General Guidelines For Responding To Social Media Posts
It is not true that employers should only take action when an employee posts unacceptable messages during work hours. If they post their opinions on their own time, or for a private audience, the employer has the rights to get involved because the reputation of the company may be affected. Inflammatory messages which become public, even if they were not meant to be so, could be grounds for termination.
A growing number of people around the world are using social media sites, which has become a multi-billion dollar industry. Many companies both large and small have a social media presence, and the actions of their employees, whether they are positive or negative, will affect the reputation of their employer. These employers are justified in protecting their reputations, and if employees post messages which endanger it, the employer is justified in taking disciplinary action.
Employers Must Consider Free Speech And Other Laws
Within the U.S. and other democratic countries, free speech is taken seriously and employers must remain in compliance with it. Finding a balance between company policies and laws that prohibit discrimination can be difficult. In the United States and most Western societies, if an employee posts a statement that is inflammatory, but does not threaten or target fellow employees or managers, then it may be best to ignore it.
Terminating an employee over a social media post within the U.S. could backfire if they decide to file a lawsuit. Another possible solution is to host a meeting where the issue is discussed and the employee is asked to either make their post private or remove it completely. These meetings should not be disciplinary in nature and the employee should be informed that their decision to remove it is voluntary.
When Should Action Be Taken?
There are times when employers will need to take decisive action. Employees that post social message which threaten, harass or disrespect co-workers, clients, management or the company should be dealt with, particularly if the post involves any type of hate speech and violence. However, even in these cases employers should seek legal counsel before making a decision.

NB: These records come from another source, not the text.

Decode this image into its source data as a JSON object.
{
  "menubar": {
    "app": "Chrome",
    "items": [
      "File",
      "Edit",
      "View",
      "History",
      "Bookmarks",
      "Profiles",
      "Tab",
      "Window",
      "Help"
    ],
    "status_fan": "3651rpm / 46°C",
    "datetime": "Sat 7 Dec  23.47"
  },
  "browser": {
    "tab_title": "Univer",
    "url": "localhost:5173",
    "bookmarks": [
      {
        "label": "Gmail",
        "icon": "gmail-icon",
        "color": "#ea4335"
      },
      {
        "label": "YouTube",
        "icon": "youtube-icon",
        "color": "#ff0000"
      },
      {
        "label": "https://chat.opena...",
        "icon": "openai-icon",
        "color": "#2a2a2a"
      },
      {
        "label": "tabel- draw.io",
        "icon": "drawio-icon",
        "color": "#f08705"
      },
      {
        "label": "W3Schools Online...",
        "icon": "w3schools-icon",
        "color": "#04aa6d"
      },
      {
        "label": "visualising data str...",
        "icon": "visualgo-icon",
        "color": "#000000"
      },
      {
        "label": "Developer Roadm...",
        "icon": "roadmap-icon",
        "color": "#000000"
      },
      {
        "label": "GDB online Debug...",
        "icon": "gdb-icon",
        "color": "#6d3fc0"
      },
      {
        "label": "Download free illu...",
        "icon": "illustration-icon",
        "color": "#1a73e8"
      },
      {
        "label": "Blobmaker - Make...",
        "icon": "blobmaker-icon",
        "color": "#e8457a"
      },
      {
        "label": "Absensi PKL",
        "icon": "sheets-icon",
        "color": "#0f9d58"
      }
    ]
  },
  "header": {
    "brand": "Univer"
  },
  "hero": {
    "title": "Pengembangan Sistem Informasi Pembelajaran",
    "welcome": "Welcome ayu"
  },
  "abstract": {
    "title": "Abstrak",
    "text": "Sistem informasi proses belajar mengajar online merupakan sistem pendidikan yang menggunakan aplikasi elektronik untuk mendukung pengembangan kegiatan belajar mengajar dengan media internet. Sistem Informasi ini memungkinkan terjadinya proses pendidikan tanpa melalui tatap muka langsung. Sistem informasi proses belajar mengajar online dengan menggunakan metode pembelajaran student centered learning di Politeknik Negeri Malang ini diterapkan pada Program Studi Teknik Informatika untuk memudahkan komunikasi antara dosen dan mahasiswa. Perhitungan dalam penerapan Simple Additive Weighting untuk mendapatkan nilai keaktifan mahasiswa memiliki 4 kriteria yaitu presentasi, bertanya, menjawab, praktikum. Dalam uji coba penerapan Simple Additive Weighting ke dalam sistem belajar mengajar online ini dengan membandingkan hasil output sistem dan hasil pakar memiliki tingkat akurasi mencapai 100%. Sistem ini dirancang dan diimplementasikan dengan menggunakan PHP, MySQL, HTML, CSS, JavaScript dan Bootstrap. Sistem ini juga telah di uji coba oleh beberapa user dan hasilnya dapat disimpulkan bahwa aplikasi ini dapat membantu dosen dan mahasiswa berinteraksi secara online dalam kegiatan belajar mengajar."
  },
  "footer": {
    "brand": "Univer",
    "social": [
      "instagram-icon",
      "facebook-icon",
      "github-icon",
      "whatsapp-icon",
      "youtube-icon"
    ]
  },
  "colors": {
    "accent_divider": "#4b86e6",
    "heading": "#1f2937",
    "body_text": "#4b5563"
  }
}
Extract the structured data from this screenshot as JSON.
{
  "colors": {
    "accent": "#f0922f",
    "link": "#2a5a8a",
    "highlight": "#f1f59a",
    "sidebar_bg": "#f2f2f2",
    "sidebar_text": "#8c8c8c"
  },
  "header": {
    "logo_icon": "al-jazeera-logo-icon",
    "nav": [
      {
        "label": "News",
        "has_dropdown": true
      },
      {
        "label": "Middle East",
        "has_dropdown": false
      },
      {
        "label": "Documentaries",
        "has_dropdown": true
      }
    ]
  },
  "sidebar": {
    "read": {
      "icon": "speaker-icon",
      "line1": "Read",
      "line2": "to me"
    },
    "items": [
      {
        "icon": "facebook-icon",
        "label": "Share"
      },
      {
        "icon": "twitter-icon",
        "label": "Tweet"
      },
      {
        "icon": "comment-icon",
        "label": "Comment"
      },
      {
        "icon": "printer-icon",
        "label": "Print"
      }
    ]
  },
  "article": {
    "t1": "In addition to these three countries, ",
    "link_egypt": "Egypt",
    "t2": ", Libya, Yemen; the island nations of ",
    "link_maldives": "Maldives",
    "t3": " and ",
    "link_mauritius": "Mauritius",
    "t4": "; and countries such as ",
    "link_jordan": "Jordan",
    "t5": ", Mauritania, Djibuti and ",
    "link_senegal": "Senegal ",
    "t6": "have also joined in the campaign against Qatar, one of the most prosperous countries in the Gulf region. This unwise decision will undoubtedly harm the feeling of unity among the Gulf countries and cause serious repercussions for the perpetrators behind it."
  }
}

Let us agree first that social media is here to stay. It has become a part of the way people around the world socialize and express themselves, and sometimes they will do so in ways that get under the skin of others. One solution is for HR departments to develop their own social media policies, which existing workers and new hires can sign. This policy can explicitly prohibit certain types of speech, remarks and inappropriate conduct, and because the employee signs it, the employer will be protected in the event that they decide to take disciplinary action based on an unacceptable post that is made.